Causes of hyperkalemia
The causes of hyperkalemia may include: First, excessive intake, such as consuming too much high-potassium food, medications with high potassium content, including some traditional Chinese medicines, potassium penicillin, stored blood, and excessive potassium supplementation. Second, it could be due to decreased potassium excretion by the kidneys. When renal insufficiency, acute or chronic renal failure occurs, it is often accompanied by severe hyperkalemia. Third, there is also decreased potassium secretion by renal tubules. When there is a deficiency of corticosteroids, there can be degenerative, asymptomatic hyperkalemia. Hyperkalemia can also occur when renal tubules are insensitive to aldosterone. Fourth, medications that reduce potassium excretion, such as the use of potassium-sparing diuretics, angiotensin-converting enzyme inhibitors, other nonsteroidal anti-inflammatory drugs, cyclosporine, etc., can also cause hyperkalemia. Fifth, the shift of potassium from inside the cells to the extracellular fluid, which can be caused by tissue damage, hypoxia, or the use of certain medications, leading to hyperkalemia.


What medication is used for hyperkalemia?
Hyperkalemia is primarily treated by promoting diuresis to enhance the elimination of potassium, while calcium gluconate can also be administered intravenously to counteract the inhibitory effects of potassium on the heart. Additionally, concentrated glucose with insulin can be used to shift excess potassium ions from the blood. Sodium bicarbonate can also be used to alkalinize the blood's pH to help reduce potassium levels. All these treatments must be conducted safely. In cases of severe hyperkalemia, dialysis may be necessary. If arrhythmias, bradycardia, or myocardial depression occur, the installation of a temporary pacemaker, along with hemodialysis, may be required. (Medication should be administered under the guidance of a physician.)


How to treat vomiting caused by hyperkalemia?
For patients with hyperkalemia, early symptoms include numbness in the limbs, weakness, muscle soreness, and paralysis. As the condition progresses, it can suppress myocardial function, reducing the tension of the myocardium and leading to slow heartbeats, and even cause arrhythmias and cardiac arrest. Increased release of acetylcholine can also cause nausea, vomiting, abdominal pain, and other symptoms. Patients with this condition generally also exhibit symptoms of hyperlipidemia and metabolic acidosis. For mild cases of hyperkalemia, temporary treatment may not be necessary, and symptomatic treatment such as stopping vomiting and drinking water may be sufficient. However, in acute cases, it is recommended that the patient immediately undergo dialysis or receive diuretic injections to rapidly eliminate potassium ions from the body, and to stop consuming foods and medications that contain potassium.
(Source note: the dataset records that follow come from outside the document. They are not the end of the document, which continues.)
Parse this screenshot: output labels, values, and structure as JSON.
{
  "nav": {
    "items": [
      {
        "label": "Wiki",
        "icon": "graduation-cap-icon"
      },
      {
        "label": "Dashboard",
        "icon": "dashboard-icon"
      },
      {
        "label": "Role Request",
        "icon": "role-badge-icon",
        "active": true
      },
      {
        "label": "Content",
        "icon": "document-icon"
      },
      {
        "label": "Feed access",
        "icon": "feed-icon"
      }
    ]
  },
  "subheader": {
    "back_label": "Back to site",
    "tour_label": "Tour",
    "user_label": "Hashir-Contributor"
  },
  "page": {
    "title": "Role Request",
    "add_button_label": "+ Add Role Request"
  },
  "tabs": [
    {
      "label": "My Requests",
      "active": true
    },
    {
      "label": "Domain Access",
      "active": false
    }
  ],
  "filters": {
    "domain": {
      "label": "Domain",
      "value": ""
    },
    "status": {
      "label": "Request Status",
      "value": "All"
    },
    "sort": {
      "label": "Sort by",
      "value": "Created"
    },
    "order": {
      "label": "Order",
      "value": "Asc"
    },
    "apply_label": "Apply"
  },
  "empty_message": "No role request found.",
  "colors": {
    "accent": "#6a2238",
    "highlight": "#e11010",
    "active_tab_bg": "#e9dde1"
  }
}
Does hyperkalemia cause a fast or slow heart rate?
Hyperkalemia often causes a slowed heart rate and is associated with various arrhythmias. When serum potassium is between 6.6 to 8.0 mmol/L, tented T-waves may be observed. When serum potassium levels rise rapidly, it can lead to ventricular tachycardia or even ventricular fibrillation. On the other hand, a slow increase in serum potassium can cause conduction blocks, and in severe cases, may lead to cardiac arrest. These are the heart rate changes caused by hyperkalemia, which typically result in a slower heart rate.